Positive Definite Matrix Problem Suppose that the Symmetric Matrix
$$B=\left(
\begin{array}{cc}
 \alpha  & a^T \\
 a & A
\end{array}
\right)$$
of order $n+1$ is positive definitive.
(a) Show that the scalar $\alpha$ must be positive and the $n*n$ matrix $A$ must be positive definitive.
(b) What is the Cholesky factorization of $B$ in terms of $\alpha$, $a$, and the Cholesky factorization of $A$?
 A: (a) Since $B$ is positive definite, for every column vector $v$ of order $n+1$, $0<v^TBv$. In particular for $v:=[1, 0, \dots, 0]^T$, we get $0<v^TBv=a$.
Now to show that $A$ is positive definite we let $w$ be any column vector of order $n$ and show that $0<w^TAw$. Set $v:=[0, v_1, v_2, \dots, v_n]^T$ (so $v$ is a column vector of order $n+1$). Since $B$ is positive definite, $0<v^TBv$, but $v^TBv=w^TAw$.
(b) I'm afraid i'm not conversant with the Cholesky factorization, so you're on your own...
A: I also find a solution for my problem:
$$B=\left(
\begin{array}{cc} 
 \alpha  & a^T \\
 a & A
\end{array}
\right)$$ 
is a symmetric matrix of order $n+1$ positive definite.
We will show that $\alpha$ is positive and $A$ is a $n\times n$ positive definite matrix.
$B$ is positive definite, so 
$$\exists\;v=\left(
\begin{array}{c}
 v_1 \\
 \tilde{0}
\end{array}
\right)$$ 
a non-zero $(n+1)\times1$ vector such that $v^TBv$ is positive ($\tilde{0}$ denote $n$ zero elements of $v$).
Consequently, we have 
$$\left(
\begin{array}{cc}
 v_1 & \tilde{0}
\end{array}
\right)\left(
\begin{array}{cc}
 \alpha  & a^T \\
 a & A
\end{array}
\right)\left(
\begin{array}{c}
 v_1 \\
 \tilde{0}
\end{array}
\right)=\left(
\begin{array}{cc}
 v_1 \alpha  & v_1 a^T
\end{array}
\right)\left(
\begin{array}{c}
 v_1 \\
 \tilde{0}
\end{array}
\right)=v_1 \alpha  v_1=v_1^2\alpha >0$$
Because $B$ is positive definite the $v^T B v$ should be positive which in this case forces $\alpha$ to be positive.
Again, considering that 
$$\exists\;v=\left(
\begin{array}{c}
 0 \\
 \tilde{v}
\end{array}
\right)$$ 
a non-zero $(n+1)\times1$ vector such that $v^T B v$  is positive ($\tilde{v}$ denote a non-zero $n\times1$ vector).
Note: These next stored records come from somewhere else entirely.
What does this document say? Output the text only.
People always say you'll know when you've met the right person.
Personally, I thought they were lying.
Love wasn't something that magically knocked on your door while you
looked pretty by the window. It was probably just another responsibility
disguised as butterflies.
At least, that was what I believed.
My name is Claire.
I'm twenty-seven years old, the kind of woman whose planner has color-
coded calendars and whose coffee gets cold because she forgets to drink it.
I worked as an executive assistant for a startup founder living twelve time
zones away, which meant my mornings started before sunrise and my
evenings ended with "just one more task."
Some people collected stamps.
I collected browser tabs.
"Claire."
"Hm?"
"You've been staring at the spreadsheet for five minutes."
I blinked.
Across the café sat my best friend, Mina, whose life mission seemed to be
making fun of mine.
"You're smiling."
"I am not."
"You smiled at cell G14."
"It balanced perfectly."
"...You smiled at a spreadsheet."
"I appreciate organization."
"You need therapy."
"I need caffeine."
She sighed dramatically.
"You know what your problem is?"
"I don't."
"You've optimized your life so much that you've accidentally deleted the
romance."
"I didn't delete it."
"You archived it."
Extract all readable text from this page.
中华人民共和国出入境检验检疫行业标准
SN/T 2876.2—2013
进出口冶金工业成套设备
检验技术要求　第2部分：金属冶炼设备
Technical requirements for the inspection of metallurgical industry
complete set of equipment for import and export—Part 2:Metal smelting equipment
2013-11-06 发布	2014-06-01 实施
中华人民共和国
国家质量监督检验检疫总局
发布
We can write our formula again:
$\left(
\begin{array}{cc}
 0 & \tilde{v}^T
\end{array}
\right)\left(
\begin{array}{cc}
 \alpha  & a^T \\
 a & A
\end{array}
\right)\left(
\begin{array}{c}
 0 \\
 \tilde{v}
\end{array}
\right)=\left(
\begin{array}{cc}
 \tilde{v}^Ta & \tilde{v}^TA
\end{array}
\right)\left(
\begin{array}{c}
 0 \\
 \tilde{v}
\end{array}
\right)=\tilde{v}^TA \tilde{v}>0$
again, because $B$ is positive definite, $v^TB v$ should be positive and it will force $A$ to be positive definite.
A: Given the characterization of a positive definite matrix that says that Its leading principal minors are all positive, if we indicate with $M_n$ the leading principal minor of order $n$ of a generic matrix $M$, we have
\begin{align}
&B_1=\alpha>0\\
&B_k=A_{k-1}>0\qquad\forall k=2,\ldots,n+1
\end{align}
so that also all principal minors of $A$ are positive, and this means that $A$ is a positive definite matrix.
A: $$
\begin{pmatrix}
\sqrt\alpha & 0 \\
\frac{1}{\sqrt\alpha}a & L
\end{pmatrix}
\begin{pmatrix}
\sqrt\alpha & \frac{1}{\sqrt\alpha}a^T \\
0 & L^T
\end{pmatrix} =
\begin{pmatrix}
\alpha & a^T \\
a & LL^T + \frac 1{\alpha}aa^T
\end{pmatrix}
$$
$L$ is obtained from rank-one downdate from the cholesky factor of $A$.